The original decision to demolish my home was wrong and therefore it follows that every action that the council has taken against me since, must be wrong. A public authority owes as great, if not a greater obligation, to comply with the law as any individual and I have sufficient evidence to show the Council acted unlawfully not only in demolishing my home in the first instance but also in all acts of enforcement action that have followed. There is case law to support this assertion, as does the Town & Country Planning Act, which is very clear and precise on this matter.
Every person is entitled to procedural fairness, but that will always depend on the integrity of the authority responsible for such procedures.

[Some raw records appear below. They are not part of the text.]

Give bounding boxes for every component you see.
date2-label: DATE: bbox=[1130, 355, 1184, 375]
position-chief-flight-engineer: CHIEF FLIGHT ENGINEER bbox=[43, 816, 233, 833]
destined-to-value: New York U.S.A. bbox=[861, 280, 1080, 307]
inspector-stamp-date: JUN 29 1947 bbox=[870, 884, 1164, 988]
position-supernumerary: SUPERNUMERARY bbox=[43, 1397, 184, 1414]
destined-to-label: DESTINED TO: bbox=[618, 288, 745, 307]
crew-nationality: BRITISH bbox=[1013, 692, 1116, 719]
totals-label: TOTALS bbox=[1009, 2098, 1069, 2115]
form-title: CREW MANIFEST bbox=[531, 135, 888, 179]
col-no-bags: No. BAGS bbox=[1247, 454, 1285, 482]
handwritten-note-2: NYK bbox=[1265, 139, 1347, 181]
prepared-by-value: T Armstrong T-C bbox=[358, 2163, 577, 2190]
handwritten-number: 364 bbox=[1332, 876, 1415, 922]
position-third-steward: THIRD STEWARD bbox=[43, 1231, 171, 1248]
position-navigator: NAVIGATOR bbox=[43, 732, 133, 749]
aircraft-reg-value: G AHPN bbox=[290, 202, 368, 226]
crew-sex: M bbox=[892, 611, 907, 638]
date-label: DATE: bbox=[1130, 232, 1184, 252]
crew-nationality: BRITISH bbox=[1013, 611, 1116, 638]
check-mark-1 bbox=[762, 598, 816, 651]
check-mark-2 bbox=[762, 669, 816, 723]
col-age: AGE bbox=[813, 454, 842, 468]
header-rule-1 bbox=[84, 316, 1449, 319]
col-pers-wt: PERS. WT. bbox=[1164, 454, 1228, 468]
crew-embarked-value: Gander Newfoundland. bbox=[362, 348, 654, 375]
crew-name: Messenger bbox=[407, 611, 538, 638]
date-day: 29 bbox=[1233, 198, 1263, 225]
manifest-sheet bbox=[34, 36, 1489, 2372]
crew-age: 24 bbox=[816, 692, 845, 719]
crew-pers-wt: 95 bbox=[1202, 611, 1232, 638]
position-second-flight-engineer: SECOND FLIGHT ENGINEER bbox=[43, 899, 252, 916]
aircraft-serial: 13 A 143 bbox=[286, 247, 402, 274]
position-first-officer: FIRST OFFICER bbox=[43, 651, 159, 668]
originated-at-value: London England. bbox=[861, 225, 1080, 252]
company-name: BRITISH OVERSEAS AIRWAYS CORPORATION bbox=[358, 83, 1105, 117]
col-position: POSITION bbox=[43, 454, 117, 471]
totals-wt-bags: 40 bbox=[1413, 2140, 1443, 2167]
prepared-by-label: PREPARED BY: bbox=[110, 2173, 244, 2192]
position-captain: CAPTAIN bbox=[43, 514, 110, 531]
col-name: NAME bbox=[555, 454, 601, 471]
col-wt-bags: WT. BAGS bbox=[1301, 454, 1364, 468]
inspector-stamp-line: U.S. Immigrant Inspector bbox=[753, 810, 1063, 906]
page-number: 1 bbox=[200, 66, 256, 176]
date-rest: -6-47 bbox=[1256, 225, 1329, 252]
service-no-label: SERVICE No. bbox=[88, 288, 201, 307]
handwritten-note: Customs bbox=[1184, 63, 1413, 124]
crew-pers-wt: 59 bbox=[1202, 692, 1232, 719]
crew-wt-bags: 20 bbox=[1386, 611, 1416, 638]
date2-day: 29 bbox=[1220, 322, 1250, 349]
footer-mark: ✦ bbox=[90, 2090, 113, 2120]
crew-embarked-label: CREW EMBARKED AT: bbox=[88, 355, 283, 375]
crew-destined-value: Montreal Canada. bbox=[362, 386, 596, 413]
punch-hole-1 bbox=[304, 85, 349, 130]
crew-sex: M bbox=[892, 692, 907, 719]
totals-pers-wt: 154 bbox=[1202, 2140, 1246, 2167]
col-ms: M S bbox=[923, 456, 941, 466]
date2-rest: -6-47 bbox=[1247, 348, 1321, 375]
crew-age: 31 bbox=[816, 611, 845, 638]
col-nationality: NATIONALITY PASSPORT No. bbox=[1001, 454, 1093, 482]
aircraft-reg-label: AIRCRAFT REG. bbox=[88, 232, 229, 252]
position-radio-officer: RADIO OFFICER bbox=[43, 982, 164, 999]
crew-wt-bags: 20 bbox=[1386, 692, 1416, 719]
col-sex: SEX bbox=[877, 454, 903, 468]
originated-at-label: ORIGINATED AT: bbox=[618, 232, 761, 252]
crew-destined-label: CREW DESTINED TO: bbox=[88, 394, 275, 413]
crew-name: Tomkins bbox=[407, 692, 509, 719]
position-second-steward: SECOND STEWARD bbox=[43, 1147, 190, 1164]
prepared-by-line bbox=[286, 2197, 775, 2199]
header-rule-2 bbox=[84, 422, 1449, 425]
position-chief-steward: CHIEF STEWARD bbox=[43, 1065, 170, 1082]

There is clear evidence that Dover Council have deprived me of my right to procedural fairness throughout the duration of this dispute but particularly so when they took the decision to demolish my home.
I did not establish a home without planning permission because that already lawfully existed and had done so for 56 years. Prior to the demolition I placed a mobile home adjacent to the bungalow so continuing, uninterrupted, the lawful residential use of the land.
Soon after Dover Council had demolished my home they erroneously took action to remove the mobile home that was legally sited. Subsequently they wrongfully issued an enforcement notice on the 27 February 1990, ordering its removal.
Due to the years of stress and extreme disruption to my family’s life leading up to the demolition of our home and the ongoing harassment and threat of litigation from the Council after the demolition, my family broke up. After my partner left I gave up the fight and moved away from the site. Up until that time I had neither the knowledge nor financial ability to fight the unlawful action that had been taken against me and it is now apparent the Council preyed on that fact.
Residential rating assessments continued to be issued until this day.
In my absence the site of my former home became a local rubbish tip and scrap vehicles accumulated on the land. It became an eyesore, an annoyance to local residents and the subject of further enforcement action, which required me as owner of the site to clear it even though this situation was a direct result of the council demolishing my home.
The property had been in continuous residential use for over 60 years when the Council demolished it and reduced the land to a rubbish tip. Tim Flisher from the Council’s planning department has since confirmed that residential use is the only lawful use ever ascribed to my property.
On 15th July 2002 I moved back to the site and began clearing all the scrap vehicles and the tons of rubbish that had accumulated, before restoring it to an attractive garden once more. I have continued to live there in a mobile home ever since with the full support of my neighbours but not the Council who are again wrongfully taking enforcement action against me.